In a multicenter study of approximately 22,000 people conducted in the United States and 4 other countries, Zostavax significantly reduced the risk of developing shingles by nearly 70% in adults ages 50 to 59, compared with placebo. The most common side effects observed in the study were redness, pain, and swelling at the site of injection, and headache.
Zostavax is the only shingles vaccine licensed for use in the United States.
According to the US Centers for Disease Control and Prevention, approximately 1 in 3 people will experience shingles in their lifetime and nearly 1 million cases of shingles occur each year. The incidence and severity of shingles increase with age. Once a person has had chickenpox, the varicella-zoster virus stays inside the body and can resurface later as shingles.

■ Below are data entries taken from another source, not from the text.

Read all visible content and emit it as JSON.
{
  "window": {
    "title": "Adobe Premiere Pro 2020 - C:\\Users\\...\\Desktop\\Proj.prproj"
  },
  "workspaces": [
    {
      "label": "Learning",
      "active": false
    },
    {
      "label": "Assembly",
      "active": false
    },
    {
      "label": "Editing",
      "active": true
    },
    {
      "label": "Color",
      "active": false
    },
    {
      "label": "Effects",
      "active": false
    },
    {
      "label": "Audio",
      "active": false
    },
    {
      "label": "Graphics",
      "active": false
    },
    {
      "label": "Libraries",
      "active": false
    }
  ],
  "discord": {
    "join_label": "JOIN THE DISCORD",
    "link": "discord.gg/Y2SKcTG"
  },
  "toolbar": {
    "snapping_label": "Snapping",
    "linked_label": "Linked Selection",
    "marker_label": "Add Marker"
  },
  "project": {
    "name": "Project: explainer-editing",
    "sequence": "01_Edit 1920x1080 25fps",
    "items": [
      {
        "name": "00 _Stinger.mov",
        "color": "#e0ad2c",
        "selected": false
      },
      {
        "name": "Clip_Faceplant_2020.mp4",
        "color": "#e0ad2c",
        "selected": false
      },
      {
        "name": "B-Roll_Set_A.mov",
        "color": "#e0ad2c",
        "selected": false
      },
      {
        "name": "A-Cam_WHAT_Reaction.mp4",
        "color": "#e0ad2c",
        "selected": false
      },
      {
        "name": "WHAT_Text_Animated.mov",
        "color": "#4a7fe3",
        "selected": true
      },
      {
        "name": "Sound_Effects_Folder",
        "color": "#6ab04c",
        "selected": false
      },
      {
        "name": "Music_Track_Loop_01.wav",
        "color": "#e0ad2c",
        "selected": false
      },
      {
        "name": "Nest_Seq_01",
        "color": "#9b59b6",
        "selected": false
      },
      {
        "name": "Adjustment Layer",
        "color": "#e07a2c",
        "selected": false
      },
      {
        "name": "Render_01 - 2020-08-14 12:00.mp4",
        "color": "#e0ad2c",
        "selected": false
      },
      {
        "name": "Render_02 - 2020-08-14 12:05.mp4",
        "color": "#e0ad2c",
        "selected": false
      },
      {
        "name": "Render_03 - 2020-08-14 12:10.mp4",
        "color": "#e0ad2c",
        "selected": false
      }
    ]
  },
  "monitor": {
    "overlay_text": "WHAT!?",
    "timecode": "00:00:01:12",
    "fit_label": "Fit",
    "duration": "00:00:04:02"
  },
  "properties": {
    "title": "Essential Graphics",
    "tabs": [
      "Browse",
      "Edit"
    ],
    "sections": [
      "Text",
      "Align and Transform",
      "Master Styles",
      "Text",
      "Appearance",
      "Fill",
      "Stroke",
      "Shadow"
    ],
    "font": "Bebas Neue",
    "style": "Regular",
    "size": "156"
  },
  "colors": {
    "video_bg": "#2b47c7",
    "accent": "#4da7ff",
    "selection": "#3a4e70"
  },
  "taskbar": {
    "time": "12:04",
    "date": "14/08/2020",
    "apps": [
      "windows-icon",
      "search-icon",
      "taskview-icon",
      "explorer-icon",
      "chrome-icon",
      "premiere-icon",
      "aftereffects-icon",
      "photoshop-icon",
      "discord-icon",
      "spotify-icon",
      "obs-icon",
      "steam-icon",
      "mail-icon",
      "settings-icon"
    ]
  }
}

Zostavax is not indicated for the treatment of shingles or postherpetic neuralgia, or for the prevention of chickenpox. Zostavax is contraindicated for individuals who are allergic to any of its ingredients, including gelatin or neomycin; have a weakened immune system; or take high doses of steroids. It is also contraindicated for individuals who are pregnant or plan to become pregnant. Vaccination with Zostavax may not result in protection of all vaccine recipients.
Zostavax is currently on back order. Merck will continue to release doses of Zostavax as supply becomes available, but as inventory is building, back orders will still occur. Timely information about the shipping schedule for Zostavax can be found at MerckVaccines.com.